Interdiction de fumer dans les lieux publics, contrôle de la publicité pour l’alcool ou les aliments jugés trop gras ou encore interdiction de circuler en ville avec des voiture polluantes... En France et en Europe les mesures de santé publique sont parfois qualifiées d’atteintes aux libertés. A votre avis, doit-on forcer les gens à vivre sainement ? Participez
Préserver l'avenir Jean-Claude Kaufmann, Gretz Armainvilliers Peut-on priver les consommateurs de certaines libertés au nom de leur santé ? Oui très certainement. Il ne s'agit pas de les priver de liberté au nom de leur santé, mais de sauver l'avenir de la Sécurité sociale. Si ces consommateurs qui ont régulièrement recours à l'aide publique (la S. S.) en étaient privés, ou si on leur demandait de s'engager à ne plus y recourir, beaucoup de risques, pris par eux, sur leur santé, disparaîtraient. Si l'on peut se soigner à moindre frais, l'on est plus enclin à prendre des risques.

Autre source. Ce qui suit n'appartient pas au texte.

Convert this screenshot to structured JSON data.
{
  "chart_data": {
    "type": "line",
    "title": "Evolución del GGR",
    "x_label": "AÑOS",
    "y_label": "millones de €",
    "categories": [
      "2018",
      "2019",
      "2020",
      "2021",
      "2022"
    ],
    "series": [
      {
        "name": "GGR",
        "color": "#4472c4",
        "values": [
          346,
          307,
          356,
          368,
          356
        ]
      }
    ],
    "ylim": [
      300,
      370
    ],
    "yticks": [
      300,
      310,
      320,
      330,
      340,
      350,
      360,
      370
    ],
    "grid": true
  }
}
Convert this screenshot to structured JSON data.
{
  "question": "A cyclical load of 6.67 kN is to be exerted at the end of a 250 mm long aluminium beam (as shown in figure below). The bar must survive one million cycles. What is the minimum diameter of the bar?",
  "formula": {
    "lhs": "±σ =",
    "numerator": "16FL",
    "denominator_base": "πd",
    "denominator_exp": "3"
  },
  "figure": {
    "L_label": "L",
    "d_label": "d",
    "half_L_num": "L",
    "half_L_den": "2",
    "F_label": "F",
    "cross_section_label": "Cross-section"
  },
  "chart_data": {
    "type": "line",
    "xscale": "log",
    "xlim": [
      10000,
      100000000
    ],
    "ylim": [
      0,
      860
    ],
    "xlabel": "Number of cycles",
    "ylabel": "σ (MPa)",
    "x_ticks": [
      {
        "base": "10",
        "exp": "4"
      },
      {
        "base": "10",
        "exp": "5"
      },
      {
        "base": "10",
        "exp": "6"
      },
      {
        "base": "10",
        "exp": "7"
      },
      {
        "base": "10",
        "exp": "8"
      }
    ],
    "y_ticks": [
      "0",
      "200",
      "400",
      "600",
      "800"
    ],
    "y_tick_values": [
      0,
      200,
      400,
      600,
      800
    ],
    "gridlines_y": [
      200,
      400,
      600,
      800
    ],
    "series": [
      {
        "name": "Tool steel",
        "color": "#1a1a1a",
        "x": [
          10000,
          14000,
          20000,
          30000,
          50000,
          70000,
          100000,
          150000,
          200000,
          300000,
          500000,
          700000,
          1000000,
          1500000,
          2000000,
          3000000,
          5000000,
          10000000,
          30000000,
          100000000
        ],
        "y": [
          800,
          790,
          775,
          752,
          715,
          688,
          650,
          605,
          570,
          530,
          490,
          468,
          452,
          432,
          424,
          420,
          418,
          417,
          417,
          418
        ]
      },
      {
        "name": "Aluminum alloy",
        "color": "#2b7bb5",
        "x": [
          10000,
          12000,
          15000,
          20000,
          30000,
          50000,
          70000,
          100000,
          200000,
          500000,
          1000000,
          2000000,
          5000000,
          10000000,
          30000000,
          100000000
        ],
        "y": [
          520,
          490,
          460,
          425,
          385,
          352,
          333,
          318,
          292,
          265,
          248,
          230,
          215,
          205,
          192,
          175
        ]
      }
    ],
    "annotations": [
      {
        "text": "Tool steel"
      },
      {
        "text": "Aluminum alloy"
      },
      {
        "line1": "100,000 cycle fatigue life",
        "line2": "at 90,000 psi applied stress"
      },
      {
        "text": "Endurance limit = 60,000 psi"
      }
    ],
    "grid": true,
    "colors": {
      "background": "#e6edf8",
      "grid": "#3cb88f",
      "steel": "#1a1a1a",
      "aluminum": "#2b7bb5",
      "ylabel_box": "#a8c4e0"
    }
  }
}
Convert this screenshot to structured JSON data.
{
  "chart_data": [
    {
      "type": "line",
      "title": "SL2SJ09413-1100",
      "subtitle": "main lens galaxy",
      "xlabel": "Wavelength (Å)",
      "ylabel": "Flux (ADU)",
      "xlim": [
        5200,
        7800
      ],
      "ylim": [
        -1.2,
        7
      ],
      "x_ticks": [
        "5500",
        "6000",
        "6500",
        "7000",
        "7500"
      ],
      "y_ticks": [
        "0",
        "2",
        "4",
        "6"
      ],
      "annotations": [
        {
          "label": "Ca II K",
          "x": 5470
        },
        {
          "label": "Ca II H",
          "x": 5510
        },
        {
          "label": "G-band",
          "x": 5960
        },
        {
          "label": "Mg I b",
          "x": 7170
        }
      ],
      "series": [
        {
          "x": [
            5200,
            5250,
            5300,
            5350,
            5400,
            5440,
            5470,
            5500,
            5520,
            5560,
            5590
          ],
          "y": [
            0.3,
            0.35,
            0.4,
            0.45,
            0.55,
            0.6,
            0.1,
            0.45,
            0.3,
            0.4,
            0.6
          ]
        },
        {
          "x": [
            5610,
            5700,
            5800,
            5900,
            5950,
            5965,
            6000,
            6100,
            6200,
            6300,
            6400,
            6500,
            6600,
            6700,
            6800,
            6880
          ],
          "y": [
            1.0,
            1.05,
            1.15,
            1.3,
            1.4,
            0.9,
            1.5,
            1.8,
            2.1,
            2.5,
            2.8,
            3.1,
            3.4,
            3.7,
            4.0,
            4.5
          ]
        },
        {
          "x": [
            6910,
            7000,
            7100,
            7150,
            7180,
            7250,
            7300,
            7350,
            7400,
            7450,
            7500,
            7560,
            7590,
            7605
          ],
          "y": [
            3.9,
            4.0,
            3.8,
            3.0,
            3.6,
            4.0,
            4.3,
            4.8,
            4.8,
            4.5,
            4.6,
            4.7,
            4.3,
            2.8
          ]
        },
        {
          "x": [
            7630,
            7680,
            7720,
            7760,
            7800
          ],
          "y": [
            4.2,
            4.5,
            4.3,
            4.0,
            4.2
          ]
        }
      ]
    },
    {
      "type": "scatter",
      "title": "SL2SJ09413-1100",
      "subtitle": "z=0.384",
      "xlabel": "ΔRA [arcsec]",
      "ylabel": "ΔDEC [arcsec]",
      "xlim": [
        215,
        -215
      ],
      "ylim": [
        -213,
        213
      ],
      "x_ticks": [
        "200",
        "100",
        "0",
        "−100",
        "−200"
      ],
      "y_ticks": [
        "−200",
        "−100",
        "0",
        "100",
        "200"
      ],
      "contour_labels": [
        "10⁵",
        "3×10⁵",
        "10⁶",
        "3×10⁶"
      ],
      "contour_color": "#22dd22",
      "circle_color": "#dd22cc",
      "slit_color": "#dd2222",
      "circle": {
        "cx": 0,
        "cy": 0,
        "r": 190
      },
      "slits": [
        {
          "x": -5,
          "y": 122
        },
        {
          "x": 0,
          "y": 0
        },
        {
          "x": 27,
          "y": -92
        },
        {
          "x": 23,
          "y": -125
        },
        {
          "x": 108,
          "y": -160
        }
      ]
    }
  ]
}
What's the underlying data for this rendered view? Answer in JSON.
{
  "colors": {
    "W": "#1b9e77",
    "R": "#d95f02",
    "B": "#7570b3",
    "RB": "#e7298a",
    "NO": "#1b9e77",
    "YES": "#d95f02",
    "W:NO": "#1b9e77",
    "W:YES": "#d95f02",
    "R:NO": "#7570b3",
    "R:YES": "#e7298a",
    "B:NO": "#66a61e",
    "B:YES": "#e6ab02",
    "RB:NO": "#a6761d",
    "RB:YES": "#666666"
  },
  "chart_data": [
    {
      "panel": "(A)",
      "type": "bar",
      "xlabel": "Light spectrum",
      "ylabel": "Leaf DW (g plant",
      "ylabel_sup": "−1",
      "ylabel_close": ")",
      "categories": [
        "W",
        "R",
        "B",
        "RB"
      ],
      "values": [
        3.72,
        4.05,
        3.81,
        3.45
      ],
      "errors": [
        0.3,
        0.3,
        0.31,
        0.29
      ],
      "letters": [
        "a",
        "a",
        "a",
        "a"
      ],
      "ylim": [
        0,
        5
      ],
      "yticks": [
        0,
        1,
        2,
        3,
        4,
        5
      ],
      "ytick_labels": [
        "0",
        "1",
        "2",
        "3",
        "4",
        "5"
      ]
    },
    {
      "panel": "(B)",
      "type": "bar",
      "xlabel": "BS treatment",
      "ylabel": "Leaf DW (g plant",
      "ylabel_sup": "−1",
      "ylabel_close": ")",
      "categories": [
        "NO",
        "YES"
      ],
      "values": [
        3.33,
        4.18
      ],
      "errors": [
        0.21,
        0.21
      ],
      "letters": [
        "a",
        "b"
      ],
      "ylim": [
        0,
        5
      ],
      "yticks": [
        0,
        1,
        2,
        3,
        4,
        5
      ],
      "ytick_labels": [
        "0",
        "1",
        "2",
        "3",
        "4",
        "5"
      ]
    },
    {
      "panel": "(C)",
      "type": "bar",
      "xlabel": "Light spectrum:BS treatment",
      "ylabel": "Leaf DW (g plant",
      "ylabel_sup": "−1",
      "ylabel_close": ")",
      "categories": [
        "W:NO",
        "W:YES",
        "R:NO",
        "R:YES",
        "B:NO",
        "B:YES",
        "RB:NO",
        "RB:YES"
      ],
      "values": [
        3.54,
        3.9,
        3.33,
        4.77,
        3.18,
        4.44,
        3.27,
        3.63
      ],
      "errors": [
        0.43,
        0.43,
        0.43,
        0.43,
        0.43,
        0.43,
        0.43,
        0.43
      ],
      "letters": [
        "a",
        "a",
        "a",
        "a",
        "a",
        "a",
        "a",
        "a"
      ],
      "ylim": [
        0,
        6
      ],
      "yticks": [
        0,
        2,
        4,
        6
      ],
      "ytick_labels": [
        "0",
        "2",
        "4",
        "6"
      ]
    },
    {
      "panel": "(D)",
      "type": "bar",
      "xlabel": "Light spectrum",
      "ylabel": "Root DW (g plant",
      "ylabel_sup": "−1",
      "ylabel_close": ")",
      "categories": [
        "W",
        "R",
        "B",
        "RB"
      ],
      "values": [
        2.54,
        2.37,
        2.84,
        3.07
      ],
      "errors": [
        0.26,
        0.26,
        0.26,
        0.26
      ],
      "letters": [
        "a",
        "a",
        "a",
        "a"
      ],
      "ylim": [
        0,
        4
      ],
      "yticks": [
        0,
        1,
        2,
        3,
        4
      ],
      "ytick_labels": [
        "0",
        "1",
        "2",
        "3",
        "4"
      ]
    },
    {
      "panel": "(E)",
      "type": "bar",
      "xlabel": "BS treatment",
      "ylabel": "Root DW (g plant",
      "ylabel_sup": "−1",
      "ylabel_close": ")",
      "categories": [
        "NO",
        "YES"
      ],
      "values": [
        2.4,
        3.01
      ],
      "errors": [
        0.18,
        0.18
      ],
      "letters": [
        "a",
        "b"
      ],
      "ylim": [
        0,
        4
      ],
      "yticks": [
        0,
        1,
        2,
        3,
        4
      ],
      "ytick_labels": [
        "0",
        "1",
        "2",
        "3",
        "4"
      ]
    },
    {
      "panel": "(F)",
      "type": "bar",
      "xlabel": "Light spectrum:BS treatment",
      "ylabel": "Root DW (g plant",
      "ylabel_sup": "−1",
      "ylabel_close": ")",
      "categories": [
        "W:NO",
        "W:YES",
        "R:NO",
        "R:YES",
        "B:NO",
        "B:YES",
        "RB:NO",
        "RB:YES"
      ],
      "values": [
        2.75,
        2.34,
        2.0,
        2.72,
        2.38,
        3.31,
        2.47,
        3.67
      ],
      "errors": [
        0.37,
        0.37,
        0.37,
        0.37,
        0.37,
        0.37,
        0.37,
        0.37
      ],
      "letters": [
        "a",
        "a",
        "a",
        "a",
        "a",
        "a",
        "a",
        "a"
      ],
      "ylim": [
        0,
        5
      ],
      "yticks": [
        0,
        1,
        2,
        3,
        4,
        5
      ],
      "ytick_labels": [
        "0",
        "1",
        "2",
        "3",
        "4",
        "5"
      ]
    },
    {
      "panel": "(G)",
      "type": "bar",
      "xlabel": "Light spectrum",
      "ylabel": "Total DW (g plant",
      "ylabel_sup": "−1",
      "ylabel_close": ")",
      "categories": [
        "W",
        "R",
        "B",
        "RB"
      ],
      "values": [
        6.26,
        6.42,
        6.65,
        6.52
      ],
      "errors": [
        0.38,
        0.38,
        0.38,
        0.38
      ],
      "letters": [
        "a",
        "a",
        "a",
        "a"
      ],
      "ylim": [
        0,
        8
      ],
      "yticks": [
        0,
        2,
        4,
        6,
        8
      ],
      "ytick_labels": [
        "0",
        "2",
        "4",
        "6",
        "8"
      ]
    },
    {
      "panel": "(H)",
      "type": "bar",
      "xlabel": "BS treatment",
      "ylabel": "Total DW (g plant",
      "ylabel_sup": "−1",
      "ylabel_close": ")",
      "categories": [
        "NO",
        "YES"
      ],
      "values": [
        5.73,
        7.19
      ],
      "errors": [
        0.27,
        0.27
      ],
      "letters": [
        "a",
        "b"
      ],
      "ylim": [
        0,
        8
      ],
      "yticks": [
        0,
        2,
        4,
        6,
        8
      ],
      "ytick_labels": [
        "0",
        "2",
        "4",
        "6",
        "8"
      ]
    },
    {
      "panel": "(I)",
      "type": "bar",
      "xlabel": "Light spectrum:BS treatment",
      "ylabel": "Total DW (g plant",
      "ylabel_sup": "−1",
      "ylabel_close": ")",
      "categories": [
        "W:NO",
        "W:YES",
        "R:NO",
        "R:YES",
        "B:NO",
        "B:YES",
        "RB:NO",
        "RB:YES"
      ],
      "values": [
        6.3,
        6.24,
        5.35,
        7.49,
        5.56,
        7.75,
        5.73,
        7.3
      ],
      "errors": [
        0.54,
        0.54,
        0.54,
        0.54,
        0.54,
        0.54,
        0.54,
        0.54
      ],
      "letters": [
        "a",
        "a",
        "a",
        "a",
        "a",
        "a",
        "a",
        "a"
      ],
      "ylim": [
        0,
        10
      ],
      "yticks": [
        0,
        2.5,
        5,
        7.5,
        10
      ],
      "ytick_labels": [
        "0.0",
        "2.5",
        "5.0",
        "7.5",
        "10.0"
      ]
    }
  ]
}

Alcool, tabac, alimentation : selon vous, quels produits doivent faire l’objet d’une loi ? Quels produits doivent au contraire rester "libres" ? Tous les produits non indispensables à la vie doivent faire l'objet d'une loi ; par contre, les autres, ceux qui sont nécessaires à la vie et à la survie et n'ont pas besoin de contrôles médicaux doivent rester libres.
Que pensez-vous des messages des pouvoirs publics sur le tabac, l’alcool ou l’alimentation ? Pensez-vous qu’ils sont trop ou pas assez nombreux ? Quand vous avez affaire à des gens qui sont devenus accrocs parce que rien n'a été fait pour les dissuader, les messages ne sont jamais assez nombreux. Exemple : Le jeune qui est encouragé à boire dans les discothèques, parce que pour limiter le nombre de tués sur les routes on le raccompagne chez lui souvent au frais du contribuable, se moque des mises en garde. La solution serait de l'empêcher de boire ; mais voilà, derrière, il y a des intérêts financiers.